November 08, 2023
Speakers Forum Hones Public Speaking Skills
Form 4 students participated in an annual tradition at KO this Tuesday, November 7: the Speakers’ Forum Finals, emceed by Bassil Chugtai ’24 and Audrey ’24. As J.K. Rowling notes: “There’s always room for a story that can transport people to another place,” and five of our sophomores gave us glimpses into other worlds through their interpretive readings. The finalists included First Place: Lia Prahl: The Hate You Give, by Angie Thomas; Second Place: Jason Chen: “The Paper Menagerie” by Ken Liu; Third Place: Sam Almeida: The Giver by Lois Lowry; Fourth Place: Leo Kollen: “being human” by Naima Penniman, and Fifth Place: Shreya Adlakha: “Eleven” by Sandra Cisneros.
The judges for the finals, Lisa Loeb, Denise Garcia, Greg Scranton, Matt Waldman, and Minnila Muthukumar, rated the interpretative readings on the following criteria: quality and helpfulness of introduction, polish and familiarity with work, understanding of selection, voice quality, diction, literary merit, appeal of selection overall reading.
In order of appearance:
Shreya Adlakha
On her 11th birthday, Rachel, the narrator, wishes to be anything but her age and desires to be 102. In this excerpt, she is embarrassed when her teacher assumes that Rachel owns an old beat-up left in class.
Sam Almeida
The excerpt in this dystopian novel explores the feelings of the narrator, Jonus, who experiences love, family, and warmth for the first time through a memory.
Jason Chen
In this touching piece, a young boy who has distanced himself from his mother finds a letter she had written him about her trials and tribulations as a young girl leaving China. She describes her son’s face as the piece of her family she had loved and lost.
Lia Prahl
This selection lays bare the injustices in our system when a cop stops two Black teenagers in a car for a broken tail light. The narrator has learned from her father to do whatever the cops tell her to avoid escalating violence. Her friend, Khalil, talks back to the cop who shoots Khalil dead.
Leo Kollen
By assigning human characteristics and emotions to nature (waves, sun, shadows), this poem delights in the wonders of the natural world and our connection to it.
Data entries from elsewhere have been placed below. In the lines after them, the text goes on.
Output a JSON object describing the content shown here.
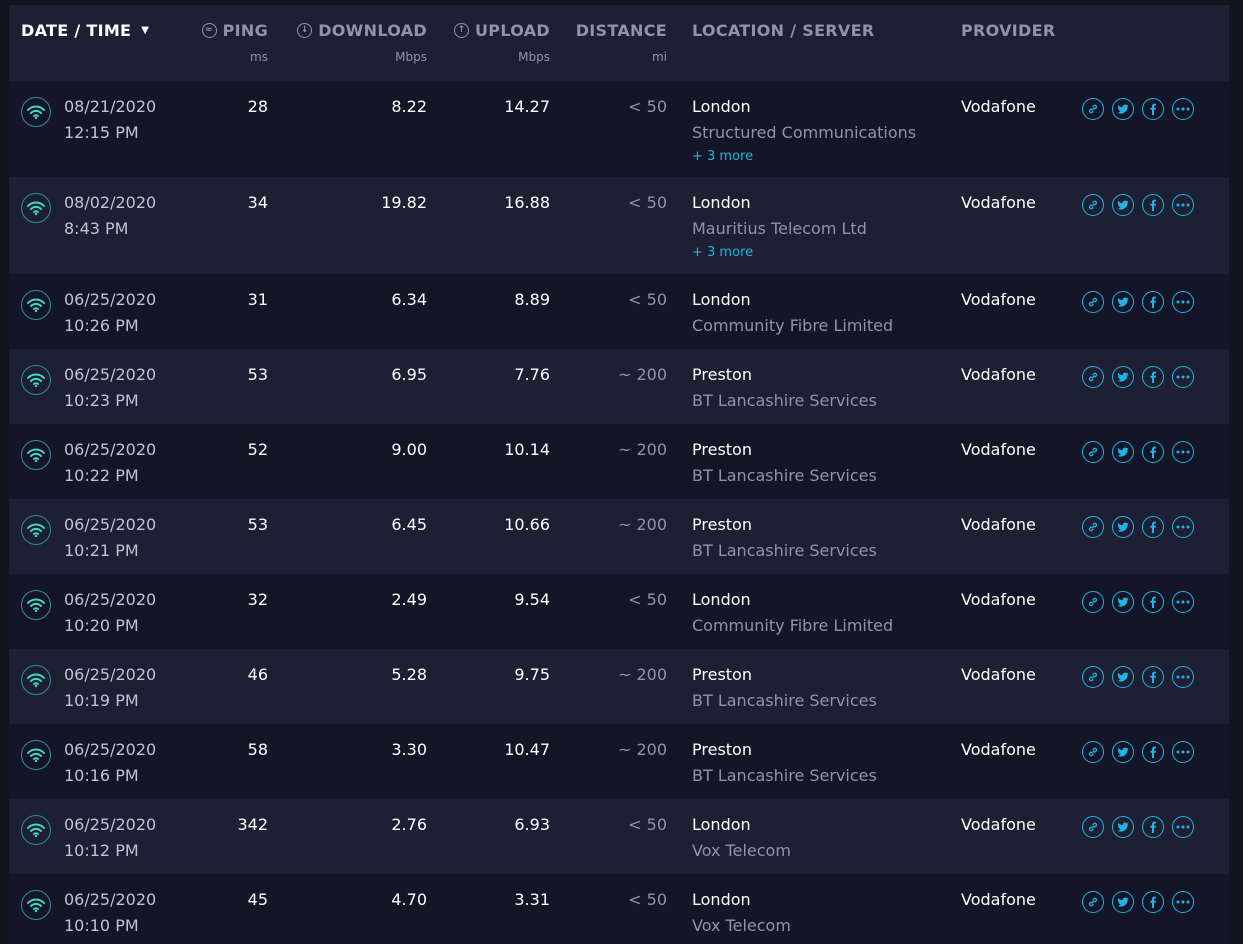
{
  "header": {
    "date_time": "DATE / TIME",
    "ping": "PING",
    "ping_unit": "ms",
    "download": "DOWNLOAD",
    "download_unit": "Mbps",
    "upload": "UPLOAD",
    "upload_unit": "Mbps",
    "distance": "DISTANCE",
    "distance_unit": "mi",
    "location": "LOCATION / SERVER",
    "provider": "PROVIDER"
  },
  "rows": [
    {
      "date": "08/21/2020",
      "time": "12:15 PM",
      "ping": "28",
      "download": "8.22",
      "upload": "14.27",
      "distance": "< 50",
      "location": "London",
      "server": "Structured Communications",
      "more": "+ 3 more",
      "provider": "Vodafone"
    },
    {
      "date": "08/02/2020",
      "time": "8:43 PM",
      "ping": "34",
      "download": "19.82",
      "upload": "16.88",
      "distance": "< 50",
      "location": "London",
      "server": "Mauritius Telecom Ltd",
      "more": "+ 3 more",
      "provider": "Vodafone"
    },
    {
      "date": "06/25/2020",
      "time": "10:26 PM",
      "ping": "31",
      "download": "6.34",
      "upload": "8.89",
      "distance": "< 50",
      "location": "London",
      "server": "Community Fibre Limited",
      "provider": "Vodafone"
    },
    {
      "date": "06/25/2020",
      "time": "10:23 PM",
      "ping": "53",
      "download": "6.95",
      "upload": "7.76",
      "distance": "~ 200",
      "location": "Preston",
      "server": "BT Lancashire Services",
      "provider": "Vodafone"
    },
    {
      "date": "06/25/2020",
      "time": "10:22 PM",
      "ping": "52",
      "download": "9.00",
      "upload": "10.14",
      "distance": "~ 200",
      "location": "Preston",
      "server": "BT Lancashire Services",
      "provider": "Vodafone"
    },
    {
      "date": "06/25/2020",
      "time": "10:21 PM",
      "ping": "53",
      "download": "6.45",
      "upload": "10.66",
      "distance": "~ 200",
      "location": "Preston",
      "server": "BT Lancashire Services",
      "provider": "Vodafone"
    },
    {
      "date": "06/25/2020",
      "time": "10:20 PM",
      "ping": "32",
      "download": "2.49",
      "upload": "9.54",
      "distance": "< 50",
      "location": "London",
      "server": "Community Fibre Limited",
      "provider": "Vodafone"
    },
    {
      "date": "06/25/2020",
      "time": "10:19 PM",
      "ping": "46",
      "download": "5.28",
      "upload": "9.75",
      "distance": "~ 200",
      "location": "Preston",
      "server": "BT Lancashire Services",
      "provider": "Vodafone"
    },
    {
      "date": "06/25/2020",
      "time": "10:16 PM",
      "ping": "58",
      "download": "3.30",
      "upload": "10.47",
      "distance": "~ 200",
      "location": "Preston",
      "server": "BT Lancashire Services",
      "provider": "Vodafone"
    },
    {
      "date": "06/25/2020",
      "time": "10:12 PM",
      "ping": "342",
      "download": "2.76",
      "upload": "6.93",
      "distance": "< 50",
      "location": "London",
      "server": "Vox Telecom",
      "provider": "Vodafone"
    },
    {
      "date": "06/25/2020",
      "time": "10:10 PM",
      "ping": "45",
      "download": "4.70",
      "upload": "3.31",
      "distance": "< 50",
      "location": "London",
      "server": "Vox Telecom",
      "provider": "Vodafone"
    }
  ],
  "colors": {
    "accent": "#1fb3e6",
    "wifi": "#3fd9c5",
    "background": "#14141f",
    "row_alt": "#1d1f33"
  }
}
Emcees Bassil Chugtai and Audrey Karasik kept the audience entertained between performances with amusing anecdotes, reflections on being a Prefect and Senior Advisor, high school superlatives given to their teachers, and a dramatic reading by Chugtai of Dr. Suess’s Red Fish, Blue Fish.
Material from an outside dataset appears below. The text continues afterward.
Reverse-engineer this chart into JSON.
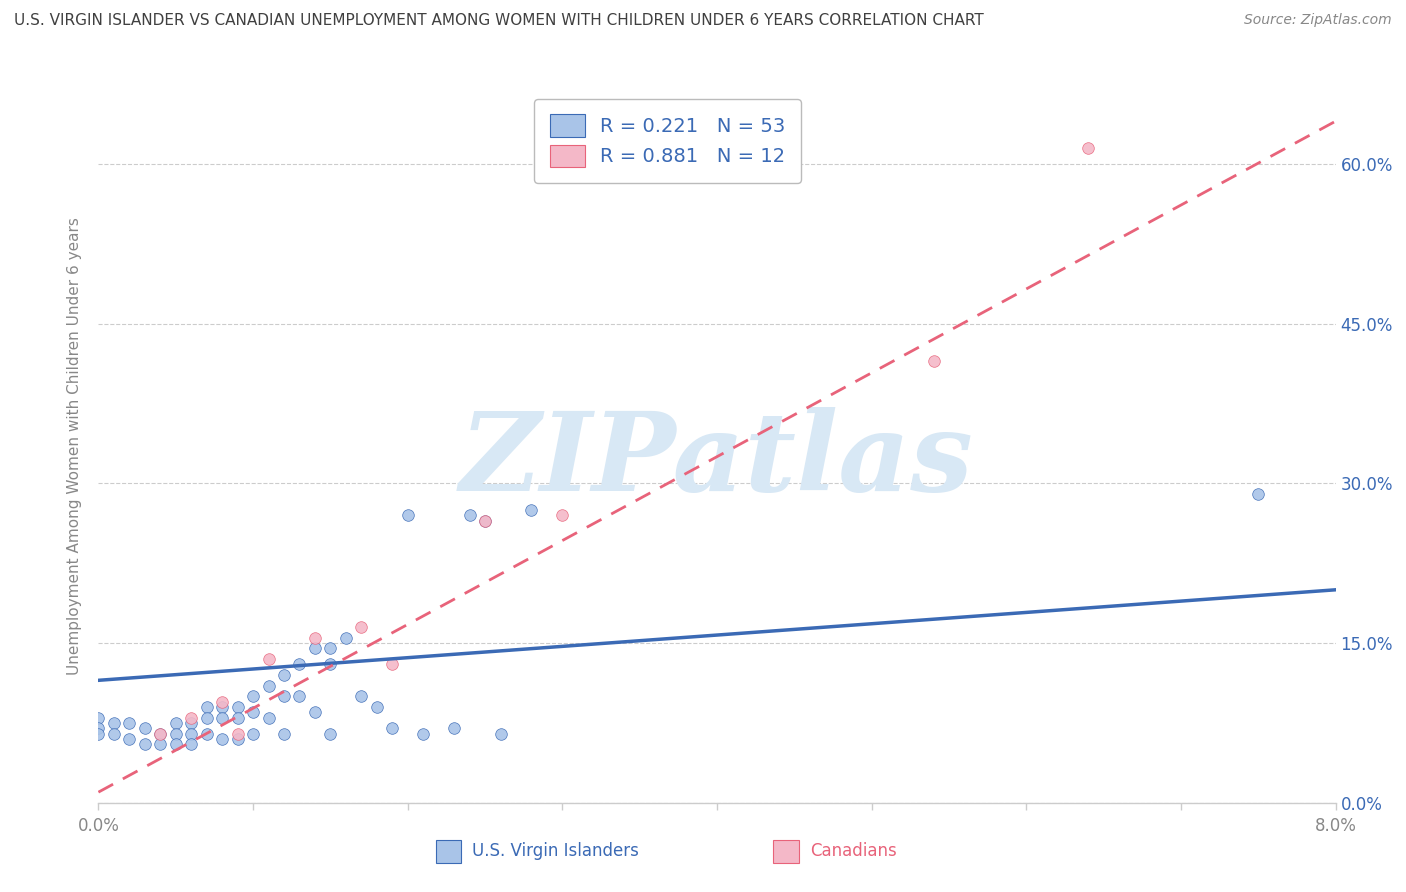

The Speakers Forus semi-finalist performances were held earlier. The semi-finalists included: Ella Golina, Samit Virmani, Sienna DuBois, Teague Shamleffer, Helen Wang, Marlee Diana, Dylan Thompson, Alexandra Lenarchyk, Lola Peck, Riley Anderson, and Charlie Levin. The judges for the semifinals were Josh Balabuch, Ted Levine, Kathleen McLean, and Andrew LaCroix.
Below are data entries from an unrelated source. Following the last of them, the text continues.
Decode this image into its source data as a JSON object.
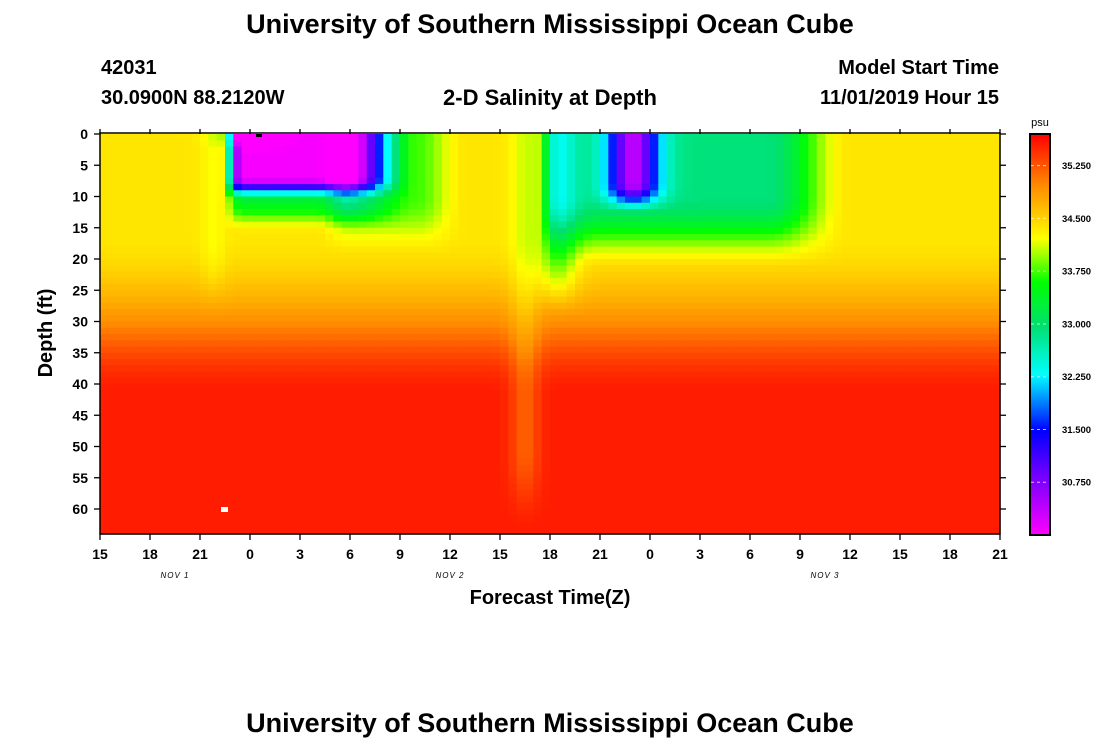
{
  "header": {
    "title": "University of Southern Mississippi Ocean Cube",
    "station_id": "42031",
    "coords": "30.0900N 88.2120W",
    "subtitle": "2-D Salinity at Depth",
    "model_start_label": "Model Start Time",
    "model_start_value": "11/01/2019 Hour 15"
  },
  "footer": {
    "title": "University of Southern Mississippi Ocean Cube"
  },
  "chart_data": {
    "type": "heatmap",
    "title": "2-D Salinity at Depth",
    "xlabel": "Forecast Time(Z)",
    "ylabel": "Depth (ft)",
    "x_tick_labels": [
      "15",
      "18",
      "21",
      "0",
      "3",
      "6",
      "9",
      "12",
      "15",
      "18",
      "21",
      "0",
      "3",
      "6",
      "9",
      "12",
      "15",
      "18",
      "21"
    ],
    "x_range_hours": [
      0,
      54
    ],
    "date_labels": [
      {
        "label": "NOV 1",
        "hour": 4.5
      },
      {
        "label": "NOV 2",
        "hour": 21
      },
      {
        "label": "NOV 3",
        "hour": 43.5
      }
    ],
    "y_ticks": [
      0,
      5,
      10,
      15,
      20,
      25,
      30,
      35,
      40,
      45,
      50,
      55,
      60
    ],
    "ylim": [
      0,
      64
    ],
    "colorbar": {
      "unit": "psu",
      "range": [
        30.0,
        35.7
      ],
      "tick_labels": [
        "35.250",
        "34.500",
        "33.750",
        "33.000",
        "32.250",
        "31.500",
        "30.750"
      ],
      "tick_values": [
        35.25,
        34.5,
        33.75,
        33.0,
        32.25,
        31.5,
        30.75
      ]
    },
    "features": [
      {
        "desc": "low-salinity lens near surface",
        "hour_start": 8,
        "hour_end": 15,
        "depth_top": 0,
        "depth_bottom": 9,
        "min_value": 30.5
      },
      {
        "desc": "low-salinity lens near surface",
        "hour_start": 33,
        "hour_end": 36,
        "depth_top": 0,
        "depth_bottom": 12,
        "min_value": 31.4
      },
      {
        "desc": "deep high-salinity layer",
        "depth_top": 38,
        "depth_bottom": 64,
        "value": 35.3
      }
    ]
  }
}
The Speakers’ Forum was established by the legendary KO teacher Bob Googins, who worked at the school for 42 years as an English teacher, Forensic Union, Mock Trial founder, and sports coach. Googins was described as. “Sincerity and civility reigned supreme in every Forensic Union activity Bob ran…Bob stressed that fifty percent of debating was listening and that while wit and humor were always welcomed seasonings in a speech, there was never any room for flippancy or cruelty.”